The biggest struggle most companies have, whether they realize it or not, is how to rally an entire organization, an entire company around the ultimate external customer, the one that is really paying the bills. How do you really have a customer-centric company if you have phrases like ‘internal customer?’
This challenge gets even more complicated when you weave the impact of the supply chain into the equation. A typical supply chain might involve a manufacturer, a distributor, a contractor, and then, ultimately, a customer.
Your distributor wants to be treated like a customer, but they aren’t your customer. They are part of the supply chain to satisfy the ultimate external customer. We need to develop that type of customer focus, and make sure we live and breathe that concept every day; and we need to blow up phrases that divert us from that focus.
CHANGING OUR MEASUREMENT AND REWARD PRACTICES
If we are going to overcome that hurdle, and really start to look at things from the external customer’s point of view, we may well have to fundamentally redesign our internal measurement and reward practices. Let me share the reason why this is true.

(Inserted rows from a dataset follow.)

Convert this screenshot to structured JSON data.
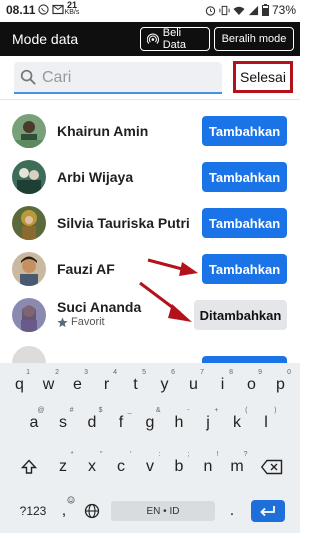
{
  "status_bar": {
    "time": "08.11",
    "speed_value": "21",
    "speed_unit": "KB/s",
    "battery": "73%",
    "icons": [
      "whatsapp-icon",
      "mail-icon",
      "alarm-icon",
      "vibrate-icon",
      "wifi-icon",
      "signal-icon",
      "battery-icon"
    ]
  },
  "header": {
    "title": "Mode data",
    "beli_data_label": "Beli Data",
    "beralih_mode_label": "Beralih mode"
  },
  "search": {
    "placeholder": "Cari",
    "value": "",
    "done_label": "Selesai"
  },
  "contacts": [
    {
      "name": "Khairun Amin",
      "subtitle": "",
      "action": "Tambahkan",
      "state": "add"
    },
    {
      "name": "Arbi Wijaya",
      "subtitle": "",
      "action": "Tambahkan",
      "state": "add"
    },
    {
      "name": "Silvia Tauriska Putri",
      "subtitle": "",
      "action": "Tambahkan",
      "state": "add"
    },
    {
      "name": "Fauzi AF",
      "subtitle": "",
      "action": "Tambahkan",
      "state": "add"
    },
    {
      "name": "Suci Ananda",
      "subtitle": "Favorit",
      "action": "Ditambahkan",
      "state": "added"
    }
  ],
  "colors": {
    "accent_blue": "#1b73e8",
    "highlight_red": "#b3121b",
    "header_bg": "#0f0f0f"
  },
  "keyboard": {
    "row1": [
      "q",
      "w",
      "e",
      "r",
      "t",
      "y",
      "u",
      "i",
      "o",
      "p"
    ],
    "row1_hints": [
      "1",
      "2",
      "3",
      "4",
      "5",
      "6",
      "7",
      "8",
      "9",
      "0"
    ],
    "row2": [
      "a",
      "s",
      "d",
      "f",
      "g",
      "h",
      "j",
      "k",
      "l"
    ],
    "row2_hints": [
      "@",
      "#",
      "$",
      "_",
      "&",
      "-",
      "+",
      "(",
      ")"
    ],
    "row3": [
      "z",
      "x",
      "c",
      "v",
      "b",
      "n",
      "m"
    ],
    "row3_hints": [
      "*",
      "\"",
      "'",
      ":",
      ";",
      "!",
      "?"
    ],
    "symbols_label": "?123",
    "comma": ",",
    "period": ".",
    "space_label": "EN • ID"
  }
}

A while back we did a survey of a cross-section of people within GE. The research project dealt with a number of topics, but it included six or seven questions that revolved around the customer. In all cases, our people rated customers very high in terms of their priority and their focus.
We then followed up on this study with a focus group involving 250 people regarding what was at the heart of their day-to-day activities, and during those sessions the customer almost never came up.
I never hear anyone say, “I don’t care about the customer.” Intellectually, we all care. However, that being said, we can easily lose that customer focus. The reason this occurs is that much of what we are evaluated on is internally-focused metrics versus customer-focused, and it is human nature to give priority to the tasks by which we are measured.
We need to develop new measurements that keep the customer visible. We need to make all employees aware of their performance relative to the customer. We will still need compensation plans that reward growth, but we need to balance those with quantifiable programs that reward customer-oriented performance.
This is not just a sales or marketing issue. You need to expose virtually everybody in the company to the customer, whether they are in finance, manufacturing, maintenance, technology, it doesn’t matter. Everyone should hear what customers are saying. You need to develop active feedback mechanisms from the customer.
The customer may not always be right, but they are always the customer, and we should never lose sight of that fact. Ultimately, if you are not sensitive to customers on a daily basis, you are going to lose them. If that occurs, you are not going to attain the growth or the profitability you are counting on. And, if you don’t attain growth and profitability, there is no reason to exist.